Zigzag road downhill route.
Unexpectedly, after the series of hike all the way uphill from Mậu Duệ, it offered us with one of the most beautiful paddy terrace view I ever witnessed in my life! It was an open area with truly wide views all over the deep valley, and also the road that we went through all the way up to the highest passes of the road. It truly make me have that feeling staring on these magnificent view from here, make me want to shout out load, 'I am the King of the World!'
Luckily we truly departed earlier that we planned originally from Meo Vac, as we did spend hell lots of time wandering around this high passes with gorgeous view point!

The curly road that we went through until this high pass with spectacular view!

Close up view on the paddy terrace, simply astonishing.

It must be superb if we were able to stay at the house in the middle of the paddy terrace.

Perfectly crafted paddy terrace.

Looked like a helipad there?

To the other side of the view from high pass.

We were so high up and the photo taken on the paddy terrace here feel like a drone shot.
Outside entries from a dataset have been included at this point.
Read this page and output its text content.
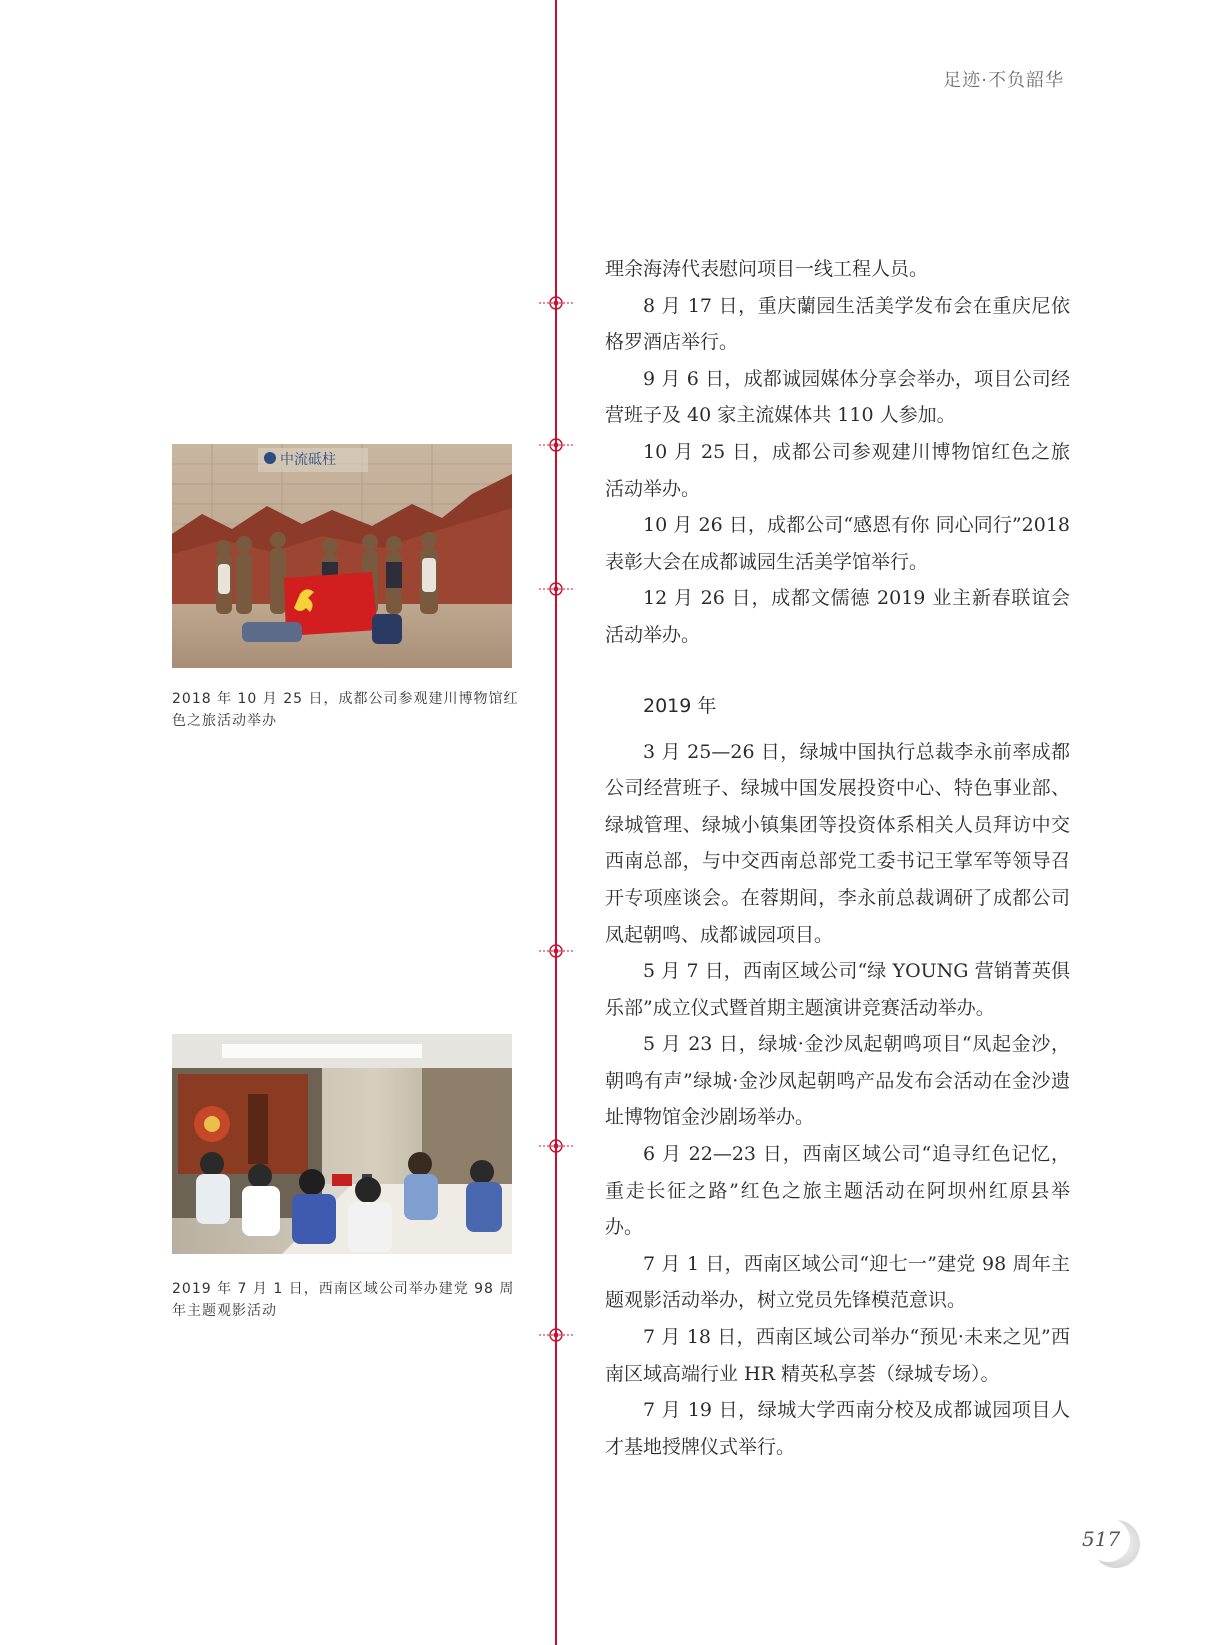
足迹·不负韶华
中流砥柱
2018 年 10 月 25 日，成都公司参观建川博物馆红色之旅活动举办
2019 年 7 月 1 日，西南区域公司举办建党 98 周年主题观影活动

理余海涛代表慰问项目一线工程人员。

8 月 17 日，重庆蘭园生活美学发布会在重庆尼依格罗酒店举行。

9 月 6 日，成都诚园媒体分享会举办，项目公司经营班子及 40 家主流媒体共 110 人参加。

10 月 25 日，成都公司参观建川博物馆红色之旅活动举办。

10 月 26 日，成都公司“感恩有你 同心同行”2018 表彰大会在成都诚园生活美学馆举行。

12 月 26 日，成都文儒德 2019 业主新春联谊会活动举办。

2019 年

3 月 25—26 日，绿城中国执行总裁李永前率成都公司经营班子、绿城中国发展投资中心、特色事业部、绿城管理、绿城小镇集团等投资体系相关人员拜访中交西南总部，与中交西南总部党工委书记王掌军等领导召开专项座谈会。在蓉期间，李永前总裁调研了成都公司凤起朝鸣、成都诚园项目。

5 月 7 日，西南区域公司“绿 YOUNG 营销菁英俱乐部”成立仪式暨首期主题演讲竞赛活动举办。

5 月 23 日，绿城·金沙凤起朝鸣项目“凤起金沙，朝鸣有声”绿城·金沙凤起朝鸣产品发布会活动在金沙遗址博物馆金沙剧场举办。

6 月 22—23 日，西南区域公司“追寻红色记忆，重走长征之路”红色之旅主题活动在阿坝州红原县举办。

7 月 1 日，西南区域公司“迎七一”建党 98 周年主题观影活动举办，树立党员先锋模范意识。

7 月 18 日，西南区域公司举办“预见·未来之见”西南区域高端行业 HR 精英私享荟（绿城专场）。

7 月 19 日，绿城大学西南分校及成都诚园项目人才基地授牌仪式举行。

517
Q snapping photo with phone, wearing her Faceless helmet.
It was already close to sunset when we reached Du Gia, and I still can remember the first impression I have on it was the super beautiful and yellowish paddy field, with its surrounding, after we descend for a while all the way from high passes! It was the best and warm welcome for sure from a very small village, but surprisingly crowded with foreign tourists. Our original plan was to visit a waterfall upon reaching the village, but the sky already turned dark when we done checking in to a dormitory. Well, we weren't disappointed at all as we have our time well spent on the right place in our opinion. We can have the visit to the waterfall next morning, not an issue at all.
Planning was always good, but surprises like this that came unexpectedly was truly something very special!
The distance covered today was around 90 KMs.

A small village on the road before reaching Du Gia.

Astonishing yellowish color upon reaching Du Gia!

A lone tree and paddy field.

Thanks for the perfect welcome to us here!

Welcome to the small village of Du Gia.